After playing the Big Alpha, I do wonder just how varied the experience will be in the final product. Three days isn’t enough to be bored with the different classes and pair of monsters, but I do hope there is a lot more to reveal come February. I feel that things could definitely grow stale after several days of the same match. After a while, could you really care less about the power relay?
Speaking of power relay, stakes really bear mentioning. Without a single-player campaign or solid storyline, why should you care about the hunt? To my knowledge, Evolve is taking the Destiny approach to delivering what little story the game will contain: little snippets of conversation between the hunters before reaching the landing zone. It’s a little alarming since the latter game has proven that we still want to be given a reason why we’re shooting at things. Otherwise, it’s just a race to protect a power relay that does what exactly?

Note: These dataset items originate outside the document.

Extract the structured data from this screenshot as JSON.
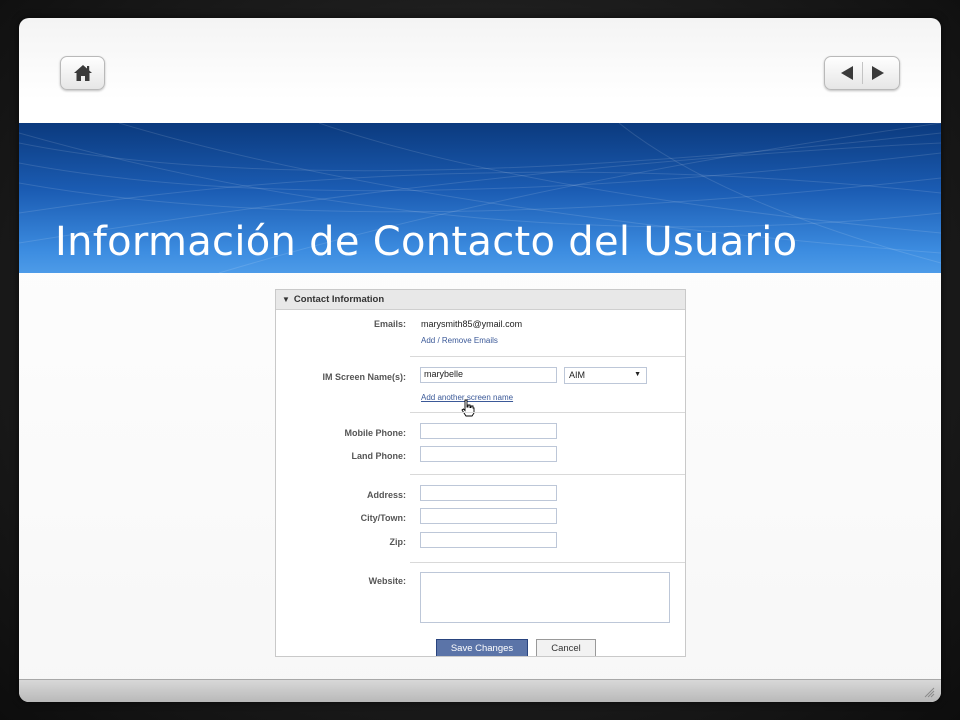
{
  "slide": {
    "title": "Información de Contacto del Usuario",
    "nav": {
      "home": "home-icon",
      "prev": "triangle-left-icon",
      "next": "triangle-right-icon"
    }
  },
  "form": {
    "header": "Contact Information",
    "emails_label": "Emails:",
    "email_value": "marysmith85@ymail.com",
    "emails_link": "Add / Remove Emails",
    "im_label": "IM Screen Name(s):",
    "im_value": "marybelle",
    "im_service": "AIM",
    "im_link": "Add another screen name",
    "mobile_label": "Mobile Phone:",
    "land_label": "Land Phone:",
    "address_label": "Address:",
    "city_label": "City/Town:",
    "zip_label": "Zip:",
    "website_label": "Website:",
    "save_label": "Save Changes",
    "cancel_label": "Cancel"
  },
  "colors": {
    "banner": "#1b5cb3",
    "link": "#3b5998",
    "save_button": "#5b74a8"
  }
}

I’m getting ahead of myself, though. There are still a couple of months left in the game’s development. We’re not sure how many more monsters, classes, maps, and/or set pieces are yet to be revealed. But let’s keep this discussion topic flagged for later.

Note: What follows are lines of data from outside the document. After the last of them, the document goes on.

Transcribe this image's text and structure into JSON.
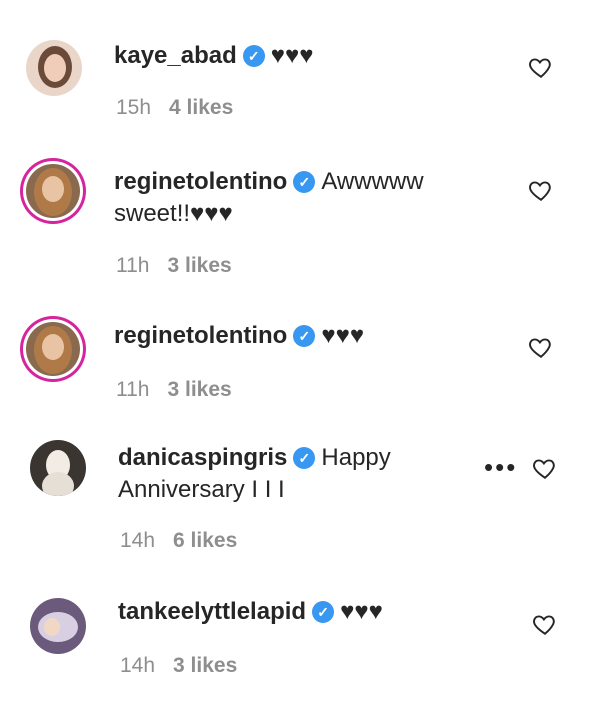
{
  "comments": [
    {
      "username": "kaye_abad",
      "text": "♥♥♥",
      "time": "15h",
      "likes": "4 likes"
    },
    {
      "username": "reginetolentino",
      "text": "Awwwww sweet!!♥♥♥",
      "time": "11h",
      "likes": "3 likes"
    },
    {
      "username": "reginetolentino",
      "text": "♥♥♥",
      "time": "11h",
      "likes": "3 likes"
    },
    {
      "username": "danicaspingris",
      "text": "Happy Anniversary I I I",
      "time": "14h",
      "likes": "6 likes"
    },
    {
      "username": "tankeelyttlelapid",
      "text": "♥♥♥",
      "time": "14h",
      "likes": "3 likes"
    }
  ],
  "more_label": "•••",
  "colors": {
    "verified": "#3897f0",
    "story_ring": "#d6249f",
    "meta": "#8e8e8e"
  }
}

The maps are also cause for concern. While they are SPRAWLING with life, filled with creatures that will either run away from you or attack you, they all kind of look the same to me. Large cliffs, small bodies of water, shrubbery, caves, and buildings — if you’ve seen one map in the Big Alpha, you’ve seen them all. Done with a very gray palette, the maps didn’t really stand apart from each other or offer anything interesting beyond the things living inside of it. Again, the creatures living in the wilderness are fantastic. When you drop into a match, you get the sense that you’ve entered a real ecosystem — a terrifyingly, hostile ecosystem. The AI is very effective.

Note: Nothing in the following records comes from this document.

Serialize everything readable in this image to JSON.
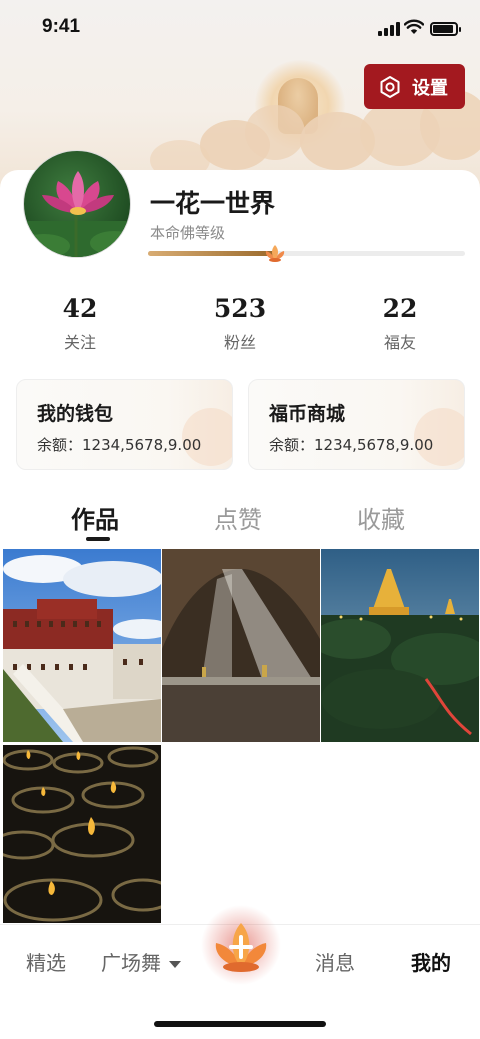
{
  "status_bar": {
    "time": "9:41"
  },
  "header": {
    "settings_label": "设置"
  },
  "profile": {
    "name": "一花一世界",
    "level_label": "本命佛等级",
    "level_progress": 0.4
  },
  "stats": [
    {
      "value": "42",
      "label": "关注"
    },
    {
      "value": "523",
      "label": "粉丝"
    },
    {
      "value": "22",
      "label": "福友"
    }
  ],
  "cards": [
    {
      "title": "我的钱包",
      "balance": "余额：1234,5678,9.00"
    },
    {
      "title": "福币商城",
      "balance": "余额：1234,5678,9.00"
    }
  ],
  "tabs": [
    {
      "label": "作品",
      "active": true
    },
    {
      "label": "点赞",
      "active": false
    },
    {
      "label": "收藏",
      "active": false
    }
  ],
  "photos": [
    "potala-palace-photo",
    "cave-light-photo",
    "golden-pagoda-photo",
    "butter-lamps-photo"
  ],
  "bottom_nav": {
    "items": [
      {
        "label": "精选"
      },
      {
        "label": "广场舞"
      },
      {
        "label": "消息"
      },
      {
        "label": "我的"
      }
    ],
    "active": "我的"
  },
  "colors": {
    "accent": "#a3191f",
    "progress": "#c08a47"
  }
}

Your surroundings complement the physics engine perfectly. Movement is dynamic, a mixture of jetpacks, jumping, and free-running, and each map offers several ways of getting from point A to point B. They’re really pretty big.
All in all, the Big Alpha is a fulfilling experience. It’s fresh, fluid, and exciting. It took over my weekend as it probably did yours. Most importantly, it made me very excited for what’s to come in the full release. When this game hits open beta in January and releases on Feb. 10, I suspect you’ll be hunting the most dangerous game, too. Of course, if you got into the Big Alpha, you have until Tuesday to play!